Van Veen called Skam “perfect for Facebook and perfect for Watch.” The teen drama is literally built for social media: “If a party’s happening Tuesday at 2am in the storyline, that 4-minute scene goes online Tuesday at 2am,” he explained. “If there’s a recap conversation at lunch the next day, it goes online Wednesday at noon.”
The characters also all have Instagram and Facebook profiles; they interact with each other as though alive. “That’s obviously very compelling for us,” said Van Veen.
Skam on Facebook will be created in partnership with Simon Fuller and its original creator, Julie Andem.
Van Veen and Danker were then joined by Marjorie Paillon, journalist at France 24 and founder of I Love Productions, for a brief Q&A.
Amongst a number of tough questions Paillon subjected them to, one of the first was what their long-term commissioning goal would be.

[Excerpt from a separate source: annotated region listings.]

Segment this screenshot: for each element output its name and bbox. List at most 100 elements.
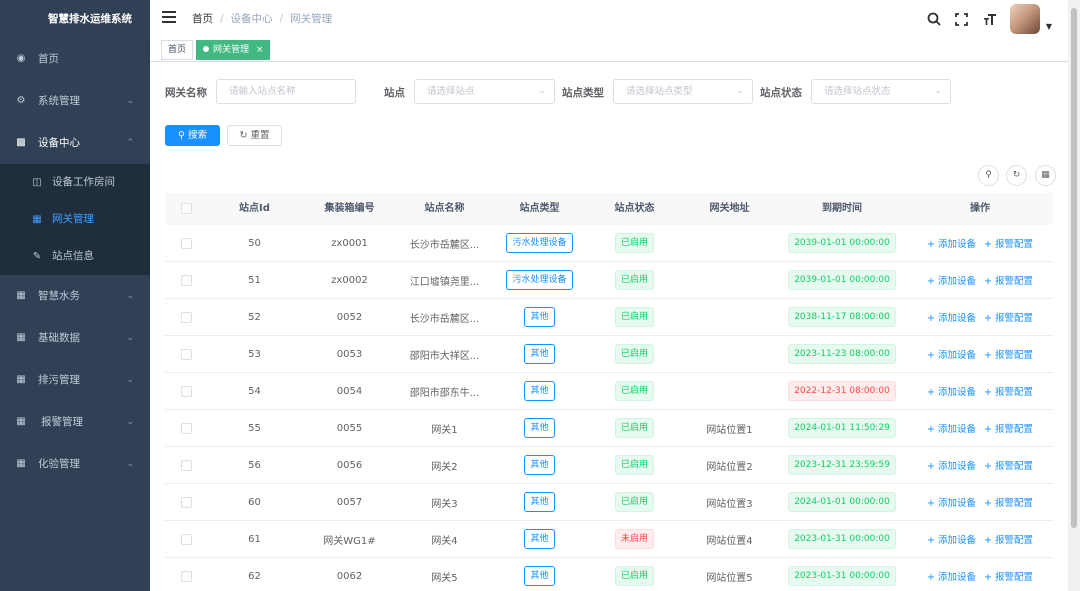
hamburger-icon[interactable] [162, 11, 176, 25]
table-row: 52 0052 长沙市岳麓区... 其他 已启用 2038-11-17 08:00:00 +… [165, 299, 1053, 336]
add-device-link[interactable]: + 添加设备 [927, 347, 976, 361]
close-icon[interactable]: × [256, 45, 264, 55]
expire-time-cell: 2023-01-31 00:00:00 [777, 558, 907, 591]
site-id-cell: 60 [248, 496, 261, 508]
select-all-checkbox[interactable] [180, 203, 192, 214]
refresh-button[interactable]: ↻ [1006, 165, 1027, 186]
sidebar-item-alarm[interactable]: ▦ 报警管理 ⌄ [0, 401, 150, 443]
breadcrumb-separator: / [220, 13, 224, 25]
alarm-config-link[interactable]: + 报警配置 [984, 532, 1033, 546]
sidebar-item-sewage[interactable]: ▦ 排污管理 ⌄ [0, 359, 150, 401]
chevron-down-icon: ⌄ [126, 96, 134, 106]
search-icon[interactable] [926, 11, 942, 27]
reset-button[interactable]: ↻ 重置 [227, 125, 282, 146]
sidebar-item-site-info[interactable]: ✎ 站点信息 [0, 238, 150, 275]
gateway-name-input[interactable]: 请输入站点名称 [216, 79, 356, 104]
sidebar-item-lab[interactable]: ▦ 化验管理 ⌄ [0, 443, 150, 485]
row-checkbox[interactable] [180, 533, 192, 545]
row-checkbox[interactable] [180, 311, 192, 323]
navbar-right: ▼ [914, 0, 1052, 38]
site-type-tag: 其他 [524, 529, 555, 549]
add-device-link[interactable]: + 添加设备 [927, 458, 976, 472]
search-icon: ⚲ [985, 170, 992, 180]
alarm-config-link[interactable]: + 报警配置 [984, 421, 1033, 435]
alarm-config-link[interactable]: + 报警配置 [984, 347, 1033, 361]
page-scrollbar[interactable] [1068, 0, 1080, 591]
table-row: 50 zx0001 长沙市岳麓区... 污水处理设备 已启用 2039-01-01 00:… [165, 225, 1053, 262]
row-checkbox[interactable] [180, 237, 192, 249]
site-name-cell: 长沙市岳麓区... [409, 313, 480, 325]
site-status-select[interactable]: 请选择站点状态 ⌄ [811, 79, 951, 104]
toggle-search-button[interactable]: ⚲ [978, 165, 999, 186]
sidebar-item-system[interactable]: ⚙ 系统管理 ⌄ [0, 80, 150, 122]
site-name-cell: 邵阳市大祥区... [409, 350, 480, 362]
site-type-select[interactable]: 请选择站点类型 ⌄ [613, 79, 753, 104]
add-device-link[interactable]: + 添加设备 [927, 273, 976, 287]
add-device-link[interactable]: + 添加设备 [927, 421, 976, 435]
container-no-cell: zx0001 [331, 237, 368, 249]
add-device-link[interactable]: + 添加设备 [927, 384, 976, 398]
sidebar-item-device-room[interactable]: ◫ 设备工作房间 [0, 164, 150, 201]
font-size-icon[interactable] [982, 11, 998, 27]
row-checkbox[interactable] [180, 274, 192, 286]
sidebar-item-home[interactable]: ◉ 首页 [0, 38, 150, 80]
alarm-config-link[interactable]: + 报警配置 [984, 310, 1033, 324]
site-type-cell: 污水处理设备 [492, 262, 587, 298]
site-select[interactable]: 请选择站点 ⌄ [414, 79, 555, 104]
sidebar-item-device-center[interactable]: ▩ 设备中心 ⌃ [0, 122, 150, 164]
sidebar-item-label: 设备工作房间 [52, 176, 115, 188]
expire-time-cell: 2023-12-31 23:59:59 [777, 447, 907, 483]
operations-cell: + 添加设备 + 报警配置 [907, 299, 1053, 335]
site-type-cell: 其他 [492, 410, 587, 446]
gateway-address-cell [682, 373, 777, 409]
book-icon: ◫ [32, 177, 42, 188]
alarm-config-link[interactable]: + 报警配置 [984, 273, 1033, 287]
row-checkbox[interactable] [180, 459, 192, 471]
alarm-config-link[interactable]: + 报警配置 [984, 495, 1033, 509]
alarm-config-link[interactable]: + 报警配置 [984, 384, 1033, 398]
site-id-cell: 54 [248, 385, 261, 397]
avatar[interactable] [1009, 4, 1040, 34]
sidebar: 智慧排水运维系统 ◉ 首页 ⚙ 系统管理 ⌄ ▩ 设备中心 ⌃ ◫ 设备工作房间… [0, 0, 150, 591]
gateway-table: 站点Id 集装箱编号 站点名称 站点类型 站点状态 网关地址 到期时间 操作 5… [165, 193, 1053, 591]
columns-button[interactable]: ▦ [1035, 165, 1056, 186]
gateway-address-cell [682, 225, 777, 261]
edit-icon: ✎ [32, 251, 42, 262]
alarm-config-link[interactable]: + 报警配置 [984, 569, 1033, 583]
gateway-address-cell: 网站位置5 [706, 572, 753, 584]
sidebar-item-smart-water[interactable]: ▦ 智慧水务 ⌄ [0, 275, 150, 317]
fullscreen-icon[interactable] [954, 11, 970, 27]
site-type-cell: 其他 [492, 558, 587, 591]
tag-gateway[interactable]: 网关管理 × [196, 40, 271, 60]
row-select-cell [165, 299, 207, 335]
site-status-cell: 已启用 [587, 262, 682, 298]
row-checkbox[interactable] [180, 348, 192, 360]
caret-down-icon[interactable]: ▼ [1046, 22, 1052, 31]
add-device-link[interactable]: + 添加设备 [927, 495, 976, 509]
breadcrumb-home[interactable]: 首页 [192, 13, 213, 25]
container-no-cell: 0062 [336, 570, 363, 582]
alarm-config-link[interactable]: + 报警配置 [984, 236, 1033, 250]
site-id-cell: 51 [248, 274, 261, 286]
add-device-link[interactable]: + 添加设备 [927, 532, 976, 546]
add-device-link[interactable]: + 添加设备 [927, 236, 976, 250]
add-device-link[interactable]: + 添加设备 [927, 569, 976, 583]
scrollbar-thumb[interactable] [1071, 8, 1077, 528]
tag-home[interactable]: 首页 [161, 40, 194, 60]
row-checkbox[interactable] [180, 422, 192, 434]
chevron-down-icon: ⌄ [126, 375, 134, 385]
add-device-link[interactable]: + 添加设备 [927, 310, 976, 324]
site-status-cell: 已启用 [587, 336, 682, 372]
alarm-config-link[interactable]: + 报警配置 [984, 458, 1033, 472]
row-checkbox[interactable] [180, 496, 192, 508]
site-type-cell: 其他 [492, 521, 587, 557]
site-status-cell: 已启用 [587, 410, 682, 446]
row-checkbox[interactable] [180, 570, 192, 582]
search-button[interactable]: ⚲ 搜索 [165, 125, 220, 146]
sidebar-item-base-data[interactable]: ▦ 基础数据 ⌄ [0, 317, 150, 359]
row-checkbox[interactable] [180, 385, 192, 397]
table-body: 50 zx0001 长沙市岳麓区... 污水处理设备 已启用 2039-01-01 00:… [165, 225, 1053, 591]
sidebar-item-gateway[interactable]: ▦ 网关管理 [0, 201, 150, 238]
site-type-tag: 其他 [524, 381, 555, 401]
search-button-label: 搜索 [187, 130, 207, 141]
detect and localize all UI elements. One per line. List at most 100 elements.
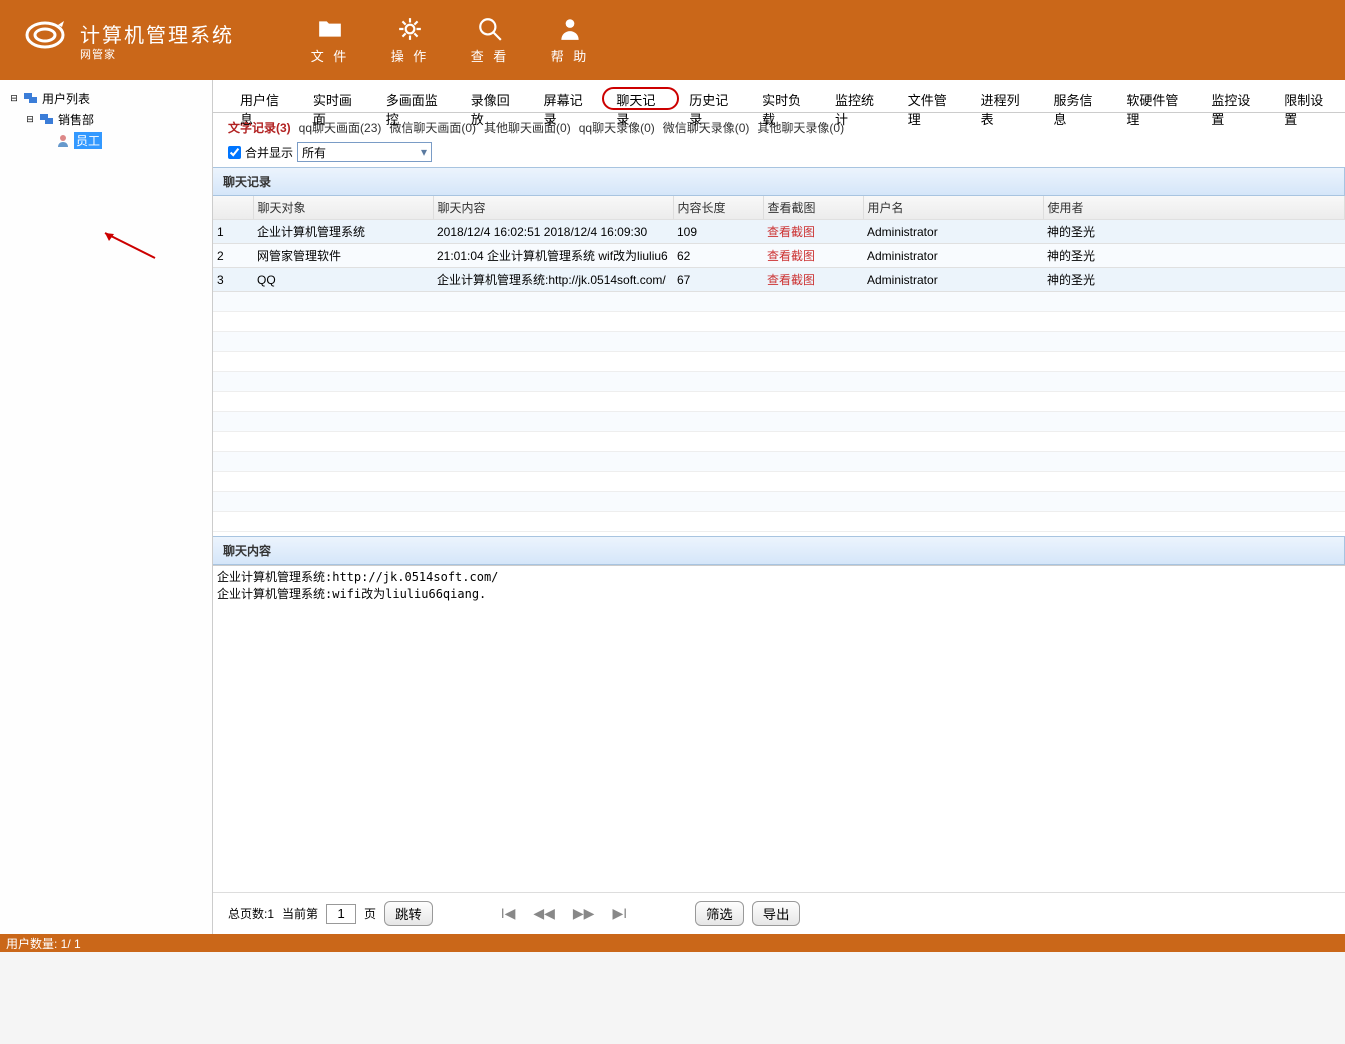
table-row[interactable]: 3 QQ 企业计算机管理系统:http://jk.0514soft.com/ 6… [213, 268, 1345, 292]
tab-1[interactable]: 实时画面 [301, 84, 374, 112]
cell-length: 109 [673, 220, 763, 244]
tree-toggle-icon[interactable]: ⊟ [8, 93, 20, 104]
cell-screenshot[interactable]: 查看截图 [763, 220, 863, 244]
col-content[interactable]: 聊天内容 [433, 196, 673, 220]
tab-9[interactable]: 文件管理 [896, 84, 969, 112]
chat-content-header: 聊天内容 [213, 536, 1345, 565]
toolbar-operate[interactable]: 操 作 [380, 16, 440, 65]
table-row[interactable]: 2 网管家管理软件 21:01:04 企业计算机管理系统 wif改为liuliu… [213, 244, 1345, 268]
annotation-arrow-icon [100, 230, 160, 260]
tree-toggle-icon[interactable]: ⊟ [24, 114, 36, 125]
cell-length: 62 [673, 244, 763, 268]
toolbar-file[interactable]: 文 件 [300, 16, 360, 65]
tree-root-users[interactable]: ⊟ 用户列表 [0, 88, 212, 109]
tab-2[interactable]: 多画面监控 [374, 84, 459, 112]
cell-username: Administrator [863, 244, 1043, 268]
toolbar-file-label: 文 件 [311, 46, 350, 65]
monitors-icon [23, 92, 39, 106]
chat-records-table: 聊天对象 聊天内容 内容长度 查看截图 用户名 使用者 1 企业计算机管理系统 … [213, 196, 1345, 532]
subtab-3[interactable]: 其他聊天画面(0) [484, 119, 571, 136]
filter-button[interactable]: 筛选 [695, 901, 744, 926]
tree-root-label: 用户列表 [42, 90, 90, 107]
sub-tabs: 文字记录(3)qq聊天画面(23)微信聊天画面(0)其他聊天画面(0)qq聊天录… [213, 113, 1345, 140]
cell-content: 企业计算机管理系统:http://jk.0514soft.com/ [433, 268, 673, 292]
main-tabs: 用户信息实时画面多画面监控录像回放屏幕记录聊天记录历史记录实时负载监控统计文件管… [213, 80, 1345, 113]
tab-3[interactable]: 录像回放 [459, 84, 532, 112]
col-username[interactable]: 用户名 [863, 196, 1043, 220]
toolbar-help[interactable]: 帮 助 [540, 16, 600, 65]
app-title: 计算机管理系统 [80, 19, 234, 48]
current-page-label: 当前第 [282, 905, 318, 922]
empty-row [213, 412, 1345, 432]
cell-target: QQ [253, 268, 433, 292]
cell-target: 网管家管理软件 [253, 244, 433, 268]
empty-row [213, 452, 1345, 472]
content-area: ⊟ 用户列表 ⊟ 销售部 员工 用户信息实时画面多画面监控录像回放屏幕记录聊天记… [0, 80, 1345, 934]
page-unit: 页 [364, 905, 376, 922]
tab-12[interactable]: 软硬件管理 [1114, 84, 1199, 112]
detail-line: 企业计算机管理系统:http://jk.0514soft.com/ [217, 568, 1341, 585]
tab-8[interactable]: 监控统计 [823, 84, 896, 112]
col-target[interactable]: 聊天对象 [253, 196, 433, 220]
type-select[interactable]: 所有 [297, 142, 432, 162]
tab-6[interactable]: 历史记录 [677, 84, 750, 112]
main-toolbar: 文 件 操 作 查 看 帮 助 [300, 16, 600, 65]
cell-idx: 3 [213, 268, 253, 292]
cell-operator: 神的圣光 [1043, 220, 1345, 244]
tree-user-employee[interactable]: 员工 [0, 130, 212, 151]
total-pages: 总页数:1 [228, 905, 274, 922]
empty-row [213, 332, 1345, 352]
empty-row [213, 372, 1345, 392]
cell-screenshot[interactable]: 查看截图 [763, 268, 863, 292]
cell-operator: 神的圣光 [1043, 244, 1345, 268]
brand-logo-icon [20, 15, 70, 65]
col-operator[interactable]: 使用者 [1043, 196, 1345, 220]
subtab-1[interactable]: qq聊天画面(23) [299, 119, 382, 136]
empty-row [213, 432, 1345, 452]
tab-4[interactable]: 屏幕记录 [532, 84, 605, 112]
col-length[interactable]: 内容长度 [673, 196, 763, 220]
tree-dept-label: 销售部 [58, 111, 94, 128]
cell-content: 2018/12/4 16:02:51 2018/12/4 16:09:30 [433, 220, 673, 244]
cell-username: Administrator [863, 220, 1043, 244]
cell-screenshot[interactable]: 查看截图 [763, 244, 863, 268]
tab-13[interactable]: 监控设置 [1199, 84, 1272, 112]
status-bar: 用户数量: 1/ 1 [0, 934, 1345, 952]
tree-dept-sales[interactable]: ⊟ 销售部 [0, 109, 212, 130]
empty-row [213, 312, 1345, 332]
chat-records-header: 聊天记录 [213, 167, 1345, 196]
page-input[interactable] [326, 904, 356, 924]
col-screenshot[interactable]: 查看截图 [763, 196, 863, 220]
tab-14[interactable]: 限制设置 [1272, 84, 1345, 112]
col-index[interactable] [213, 196, 253, 220]
next-page-icon[interactable]: ▶▶ [573, 905, 595, 922]
toolbar-help-label: 帮 助 [551, 46, 590, 65]
tab-5[interactable]: 聊天记录 [604, 84, 677, 112]
merge-checkbox[interactable] [228, 146, 241, 159]
cell-username: Administrator [863, 268, 1043, 292]
monitors-icon [39, 113, 55, 127]
empty-row [213, 292, 1345, 312]
person-icon [55, 134, 71, 148]
cell-content: 21:01:04 企业计算机管理系统 wif改为liuliu6 [433, 244, 673, 268]
tab-0[interactable]: 用户信息 [228, 84, 301, 112]
tab-10[interactable]: 进程列表 [969, 84, 1042, 112]
select-value: 所有 [302, 144, 326, 161]
first-page-icon[interactable]: I◀ [501, 905, 516, 922]
export-button[interactable]: 导出 [752, 901, 801, 926]
subtab-2[interactable]: 微信聊天画面(0) [389, 119, 476, 136]
merge-label: 合并显示 [245, 144, 293, 161]
cell-idx: 1 [213, 220, 253, 244]
subtab-5[interactable]: 微信聊天录像(0) [663, 119, 750, 136]
prev-page-icon[interactable]: ◀◀ [533, 905, 555, 922]
empty-row [213, 352, 1345, 372]
subtab-0[interactable]: 文字记录(3) [228, 119, 291, 136]
tab-11[interactable]: 服务信息 [1041, 84, 1114, 112]
goto-button[interactable]: 跳转 [384, 901, 433, 926]
toolbar-view[interactable]: 查 看 [460, 16, 520, 65]
last-page-icon[interactable]: ▶I [612, 905, 627, 922]
table-row[interactable]: 1 企业计算机管理系统 2018/12/4 16:02:51 2018/12/4… [213, 220, 1345, 244]
table-header-row: 聊天对象 聊天内容 内容长度 查看截图 用户名 使用者 [213, 196, 1345, 220]
tab-7[interactable]: 实时负载 [750, 84, 823, 112]
cell-operator: 神的圣光 [1043, 268, 1345, 292]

“What we’re making is a platform,” Danker replied. “Ultimately we want anybody to be able to make a show and connect with their audiences. The way that will work is by funding those shows through ad breaks, which publishers can insert; they choose the moments. They can also make money via branded content.”
Paillon also raised the subject of fake news, and asked how Watch would be addressing news. “It is a platform,” Van Veen reiterated. “We have people from all parts of the political spectrum uploading content and videos. Those series are doing well. We’re not personally commissioning, that’s not my focus, but because it is a platform, it’s great to see those voices. People develop daily habits around Watch, and news speaks well to a daily habit, and that’s why those series are doing so well.”
Looking forward to watching how that goes!